II. Le refus d’octroi de délais : une appréciation exigeante de la condition de relogement impossible
Le cœur de la décision réside dans l’interprétation et l’application des articles L. 412-3 et L. 412-4 du code des procédures civiles d’exécution. La Cour rappelle le cadre légal issu de la loi du 27 juillet 2023, qui subordonne l’octroi de délais au constat que « le relogement des intéressés ne peut avoir lieu dans des conditions normales ». Elle procède ensuite à une appréciation sévère des éléments produits par l’appelante pour justifier de cette impossibilité. La Cour estime d’abord que les certificats médicaux produits, « portant mention de son mal être (anxiété, troubles du sommeil, malaises), […] n’est pas incompatible avec des démarches de relogement ». Elle écarte ainsi l’état de santé psychologique comme un obstacle absolu, exigeant une démonstration positive de son incompatibilité avec toute démarche.

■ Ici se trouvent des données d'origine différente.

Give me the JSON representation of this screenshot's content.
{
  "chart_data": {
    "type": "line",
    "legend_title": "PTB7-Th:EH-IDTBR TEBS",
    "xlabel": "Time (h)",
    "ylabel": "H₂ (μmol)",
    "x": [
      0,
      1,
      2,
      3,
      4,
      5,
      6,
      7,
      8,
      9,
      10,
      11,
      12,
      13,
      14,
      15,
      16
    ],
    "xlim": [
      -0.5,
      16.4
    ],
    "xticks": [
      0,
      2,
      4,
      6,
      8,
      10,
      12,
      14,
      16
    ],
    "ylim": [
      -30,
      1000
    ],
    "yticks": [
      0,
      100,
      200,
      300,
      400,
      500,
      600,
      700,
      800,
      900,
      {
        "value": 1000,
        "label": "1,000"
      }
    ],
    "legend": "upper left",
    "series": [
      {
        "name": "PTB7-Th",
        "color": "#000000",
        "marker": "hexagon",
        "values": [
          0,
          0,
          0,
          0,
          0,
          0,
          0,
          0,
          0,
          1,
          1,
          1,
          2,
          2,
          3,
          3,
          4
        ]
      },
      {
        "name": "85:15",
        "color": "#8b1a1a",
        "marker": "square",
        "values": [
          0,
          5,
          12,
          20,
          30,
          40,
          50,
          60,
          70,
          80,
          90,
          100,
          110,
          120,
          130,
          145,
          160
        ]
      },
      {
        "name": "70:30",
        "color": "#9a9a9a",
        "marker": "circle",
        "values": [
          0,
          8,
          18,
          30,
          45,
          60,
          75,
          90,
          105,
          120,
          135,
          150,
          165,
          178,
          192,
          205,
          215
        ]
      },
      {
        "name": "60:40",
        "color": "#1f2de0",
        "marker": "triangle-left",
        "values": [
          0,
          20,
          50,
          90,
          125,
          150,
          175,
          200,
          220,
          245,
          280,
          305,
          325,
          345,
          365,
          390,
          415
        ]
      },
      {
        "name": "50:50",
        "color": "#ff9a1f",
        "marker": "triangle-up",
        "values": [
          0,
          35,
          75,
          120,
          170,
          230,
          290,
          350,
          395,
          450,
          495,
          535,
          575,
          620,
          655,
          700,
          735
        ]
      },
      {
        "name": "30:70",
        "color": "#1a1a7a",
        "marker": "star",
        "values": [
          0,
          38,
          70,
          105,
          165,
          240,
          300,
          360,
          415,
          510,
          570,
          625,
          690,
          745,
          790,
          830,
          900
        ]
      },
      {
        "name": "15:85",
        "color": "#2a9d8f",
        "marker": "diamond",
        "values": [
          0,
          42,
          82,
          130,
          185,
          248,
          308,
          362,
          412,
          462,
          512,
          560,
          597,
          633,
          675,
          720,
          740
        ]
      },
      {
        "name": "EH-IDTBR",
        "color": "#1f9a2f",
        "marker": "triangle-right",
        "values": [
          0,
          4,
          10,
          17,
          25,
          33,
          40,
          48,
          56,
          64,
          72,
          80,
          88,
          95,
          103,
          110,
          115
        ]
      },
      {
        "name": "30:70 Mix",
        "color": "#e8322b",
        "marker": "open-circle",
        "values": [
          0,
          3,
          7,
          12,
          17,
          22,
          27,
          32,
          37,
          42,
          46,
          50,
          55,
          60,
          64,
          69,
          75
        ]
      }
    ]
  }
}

Plus significativement, la Cour fonde son refus sur l’absence de preuve d’efforts actifs de recherche. Elle relève que « l’intention de madame [D] n’est pas de se reloger mais de se maintenir dans les lieux » et constate « l’absence de toute démarche de relogement ». Cette analyse fait de la diligence du débiteur un critère décisif, voire préalable, à l’appréciation de l’impossibilité de se reloger. La Cour ajoute un élément supplémentaire en relevant que l’appelante « ne justifie pas avoir exécuté les condamnations pécuniaires » prononcées contre elle. Bien que le lien direct entre le paiement de dommages-intérêts et la difficulté de relogement ne soit pas explicitement établi, cet argument participe d’une appréciation globale défavorable à la bonne foi du débiteur. L’arrêt pose ainsi une jurisprudence exigeante : la seule situation de précarité économique ou de fragilité santé, si elle n’est pas accompagnée de démarches actives et probantes de recherche d’un nouveau logement, ne suffit pas à caractériser l’impossibilité de relogement au sens de la loi. Cette lecture stricte tend à faire peser sur l’occupant une charge de preuve substantielle et à limiter la portée protectrice des délais de grâce.
Fondements juridiques
Article 16 du Code de procédure civile En vigueur
Le juge doit, en toutes circonstances, faire observer et observer lui-même le principe de la contradiction.
Il ne peut retenir, dans sa décision, les moyens, les explications et les documents invoqués ou produits par les parties que si celles-ci ont été à même d’en débattre contradictoirement.
Il ne peut fonder sa décision sur les moyens de droit qu’il a relevés d’office sans avoir au préalable invité les parties à présenter leurs observations.